There are many reasons to visit the state of Arizona: the Grand Canyon, the red rocks of Sedona, ‘Flag’ aka Flagstaff, etc. Two sites that are also getting some attention are Antelope Canyon and Horseshoe Bend – located in and run by the Navajo Nation.
Antelope Canyon is a slot canyon formed by the wear of water rushing through rock. It’s very narrow to walk through but at the right time of day when the light fully shines in it’s absolutely spectacular. The only way to visit is to book a tour with one of the Navajo-run tour companies. We used Adventurous Antelope Canyon Tours. Our tour took us to the most crowded of slot canyons in the area – Upper Antelope Canyon. There are also tours of the lower Antelope Canyon as well as more private yet rugged canyons like Owl, Rattlesnake and Mountain Sheep.
At our appointed time our group was assigned a guide and loaded onto a jeep for the drive out to the canyon. Once there we waited our turn to start our walk in. This would be the time to mention that one main feature of Antelope is that is is CROWDED.
Not only is this a popular spot for regular tourists but it’s also popular among professional photographers who sign up for photography tours that allow them to bring in their equipment – tripods, special lenses, etc. The rest of the crowd cannot bring in a bag since years ago someone tried smuggling in a relative’s ashes.
Our guide was quite knowledgeable and knew many cool phone camera tricks to catch shots like this these:
As much as I enjoyed the knowledge of the guide and the beauty of the canyon if I had it to do over again I would take the time to do some of the smaller, less crowded canyons.
After lunch in the town of Page we started back to our home base of Flagstaff with a stop at Horseshoe Bend.
Horseshoe Bend is technically a canyon that the water – in this case the Colorado River – is still moving through. It costs $10 to park at the visitor center then it’s a short walk to the edge of the canyon. Once again you will run into massive crowds. Many will be exhibiting ‘ledge lunacy’ – the practice of posing as close to the edge of a canyon as possible to catch a selfie that makes them look daring.

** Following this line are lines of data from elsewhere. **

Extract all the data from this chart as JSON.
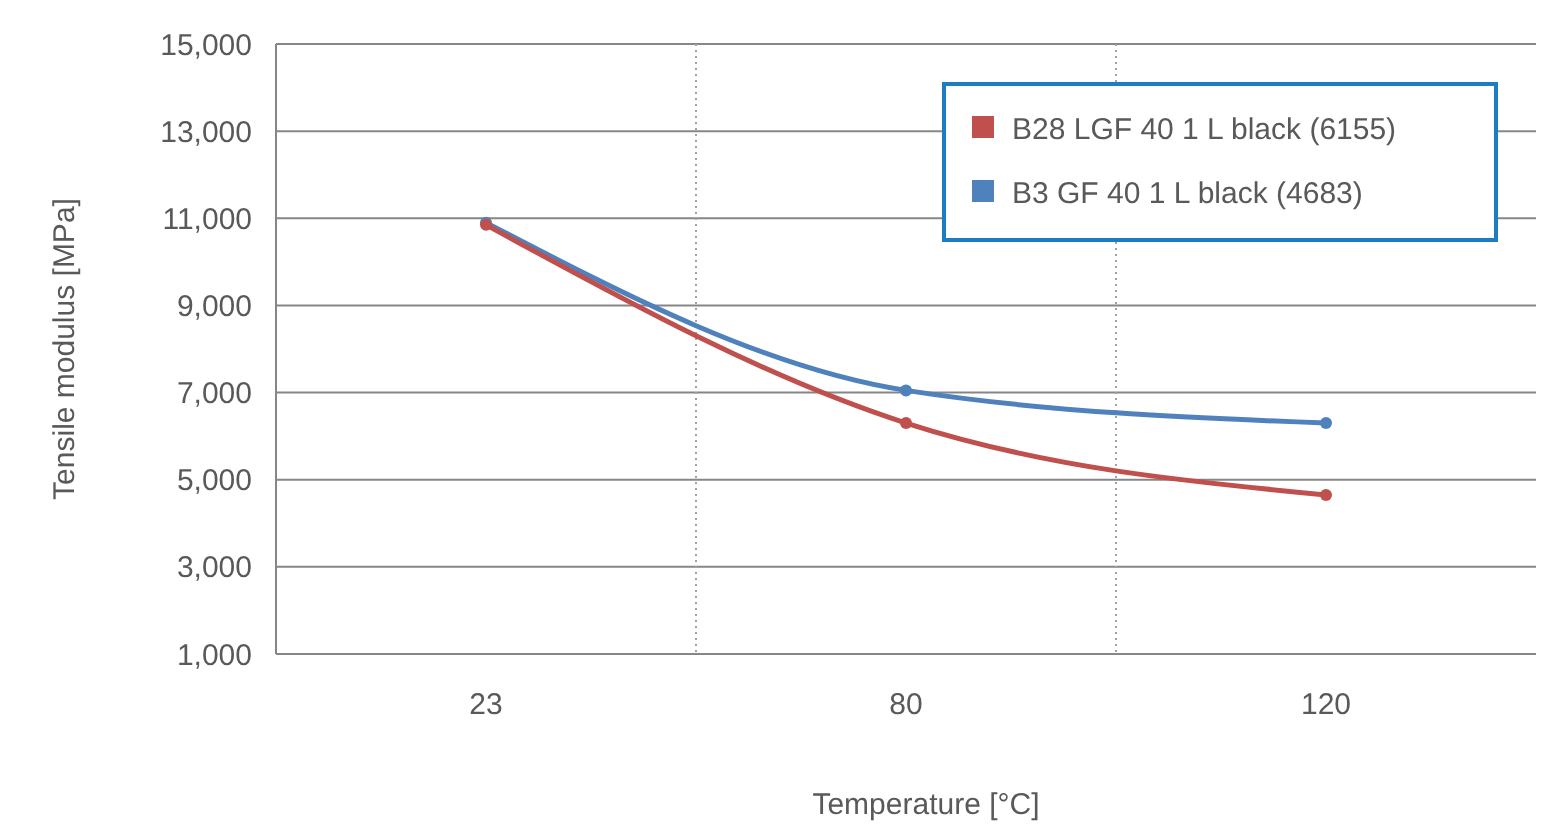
{
  "chart_data": {
    "type": "line",
    "xlabel": "Temperature [°C]",
    "ylabel": "Tensile modulus [MPa]",
    "categories": [
      "23",
      "80",
      "120"
    ],
    "series": [
      {
        "name": "B28 LGF 40 1 L black (6155)",
        "color": "#c0504d",
        "values": [
          10850,
          6300,
          4650
        ]
      },
      {
        "name": "B3 GF 40 1 L black (4683)",
        "color": "#4f81bd",
        "values": [
          10900,
          7050,
          6300
        ]
      }
    ],
    "ylim": [
      1000,
      15000
    ],
    "yticks": [
      {
        "value": 1000,
        "label": "1,000"
      },
      {
        "value": 3000,
        "label": "3,000"
      },
      {
        "value": 5000,
        "label": "5,000"
      },
      {
        "value": 7000,
        "label": "7,000"
      },
      {
        "value": 9000,
        "label": "9,000"
      },
      {
        "value": 11000,
        "label": "11,000"
      },
      {
        "value": 13000,
        "label": "13,000"
      },
      {
        "value": 15000,
        "label": "15,000"
      }
    ],
    "grid": true,
    "legend": "top right",
    "marker": "circle",
    "line_style": "solid"
  }
}
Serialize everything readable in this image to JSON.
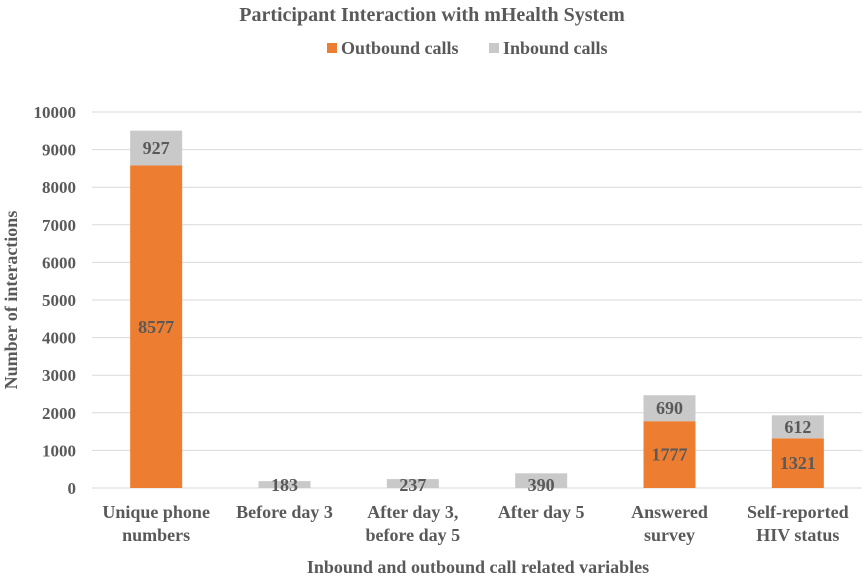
{
  "chart_data": {
    "type": "bar",
    "stacked": true,
    "title": "Participant Interaction with mHealth System",
    "xlabel": "Inbound and outbound call related variables",
    "ylabel": "Number of interactions",
    "ylim": [
      0,
      10000
    ],
    "yticks": [
      "0",
      "1000",
      "2000",
      "3000",
      "4000",
      "5000",
      "6000",
      "7000",
      "8000",
      "9000",
      "10000"
    ],
    "grid": true,
    "legend_position": "top",
    "categories": [
      [
        "Unique phone",
        "numbers"
      ],
      [
        "Before day 3"
      ],
      [
        "After day 3,",
        "before day 5"
      ],
      [
        "After day 5"
      ],
      [
        "Answered",
        "survey"
      ],
      [
        "Self-reported",
        "HIV status"
      ]
    ],
    "series": [
      {
        "name": "Outbound calls",
        "color": "#ed7d31",
        "values": [
          8577,
          0,
          0,
          0,
          1777,
          1321
        ],
        "labels": [
          "8577",
          "",
          "",
          "",
          "1777",
          "1321"
        ]
      },
      {
        "name": "Inbound calls",
        "color": "#c9c9c9",
        "values": [
          927,
          183,
          237,
          390,
          690,
          612
        ],
        "labels": [
          "927",
          "183",
          "237",
          "390",
          "690",
          "612"
        ]
      }
    ]
  }
}
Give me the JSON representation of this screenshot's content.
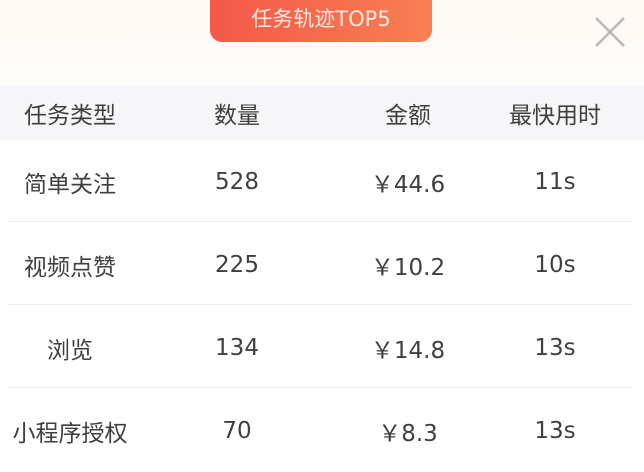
{
  "title": "任务轨迹TOP5",
  "close_icon": "close-icon",
  "headers": [
    "任务类型",
    "数量",
    "金额",
    "最快用时"
  ],
  "rows": [
    {
      "type": "简单关注",
      "count": "528",
      "amount": "￥44.6",
      "time": "11s"
    },
    {
      "type": "视频点赞",
      "count": "225",
      "amount": "￥10.2",
      "time": "10s"
    },
    {
      "type": "浏览",
      "count": "134",
      "amount": "￥14.8",
      "time": "13s"
    },
    {
      "type": "小程序授权",
      "count": "70",
      "amount": "￥8.3",
      "time": "13s"
    }
  ],
  "colors": {
    "badge_start": "#f4584a",
    "badge_end": "#f78052",
    "header_bg": "#f6f6f8"
  }
}
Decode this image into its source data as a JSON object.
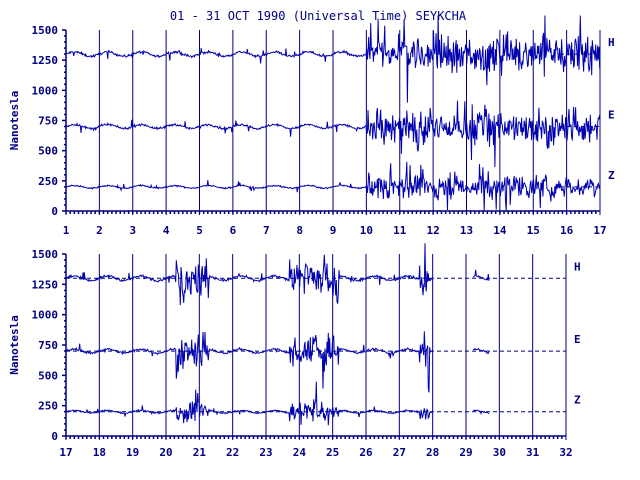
{
  "chart_data": {
    "type": "line",
    "title": "01 - 31 OCT 1990 (Universal Time) SEYKCHA",
    "ylabel": "Nanotesla",
    "y_ticks": [
      0,
      250,
      500,
      750,
      1000,
      1250,
      1500
    ],
    "ylim": [
      0,
      1500
    ],
    "series_names": [
      "H",
      "E",
      "Z"
    ],
    "baselines": {
      "H": 1300,
      "E": 700,
      "Z": 200
    },
    "colors": {
      "trace": "#0000b0",
      "axis": "#000080",
      "background": "#ffffff"
    },
    "panels": [
      {
        "xlim": [
          1,
          17
        ],
        "x_ticks": [
          1,
          2,
          3,
          4,
          5,
          6,
          7,
          8,
          9,
          10,
          11,
          12,
          13,
          14,
          15,
          16,
          17
        ],
        "baseline_lines_dashed": false,
        "disturbed_days": [
          [
            10,
            17
          ]
        ],
        "data_gaps": []
      },
      {
        "xlim": [
          17,
          32
        ],
        "x_ticks": [
          17,
          18,
          19,
          20,
          21,
          22,
          23,
          24,
          25,
          26,
          27,
          28,
          29,
          30,
          31,
          32
        ],
        "baseline_lines_dashed": true,
        "disturbed_days": [
          [
            20.3,
            21.3
          ],
          [
            23.7,
            25.2
          ],
          [
            27.6,
            27.9
          ]
        ],
        "data_gaps": [
          [
            28.0,
            29.2
          ],
          [
            29.7,
            32
          ]
        ]
      }
    ]
  }
}
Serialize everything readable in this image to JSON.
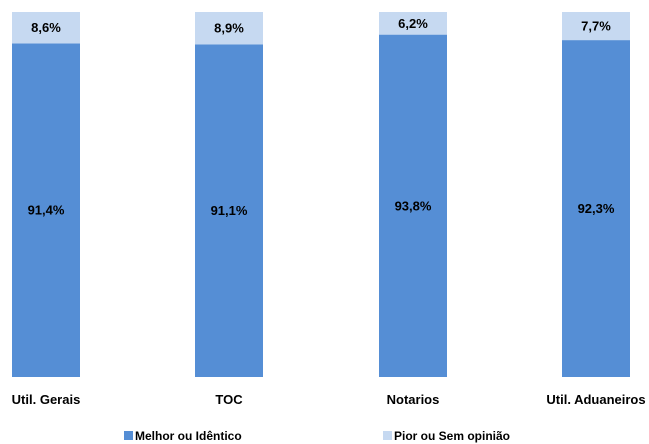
{
  "chart_data": {
    "type": "bar",
    "stacked": true,
    "percent_stacked": true,
    "categories": [
      "Util. Gerais",
      "TOC",
      "Notarios",
      "Util. Aduaneiros"
    ],
    "series": [
      {
        "name": "Melhor ou Idêntico",
        "color": "#558ed5",
        "values": [
          91.4,
          91.1,
          93.8,
          92.3
        ],
        "labels": [
          "91,4%",
          "91,1%",
          "93,8%",
          "92,3%"
        ]
      },
      {
        "name": "Pior ou Sem opinião",
        "color": "#c6d9f1",
        "values": [
          8.6,
          8.9,
          6.2,
          7.7
        ],
        "labels": [
          "8,6%",
          "8,9%",
          "6,2%",
          "7,7%"
        ]
      }
    ],
    "ylim": [
      0,
      100
    ],
    "grid": false,
    "legend": "bottom"
  }
}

As beautiful as Horseshoe Bend is I found myself watching the behavior of those afflicted by Ledge Lunacy as much as I was enjoying the beautiful view.
Crowds notwithstanding, you have to work hard to be annoyed when surrounded by such natural beauty. This day reminded me that we often create our own attitude – we can spend the day fuming about the idiot who blocked our perfect photo op or we can remind ourselves that we are all equally drawn to the beauty and wonder of nature. Choose your day.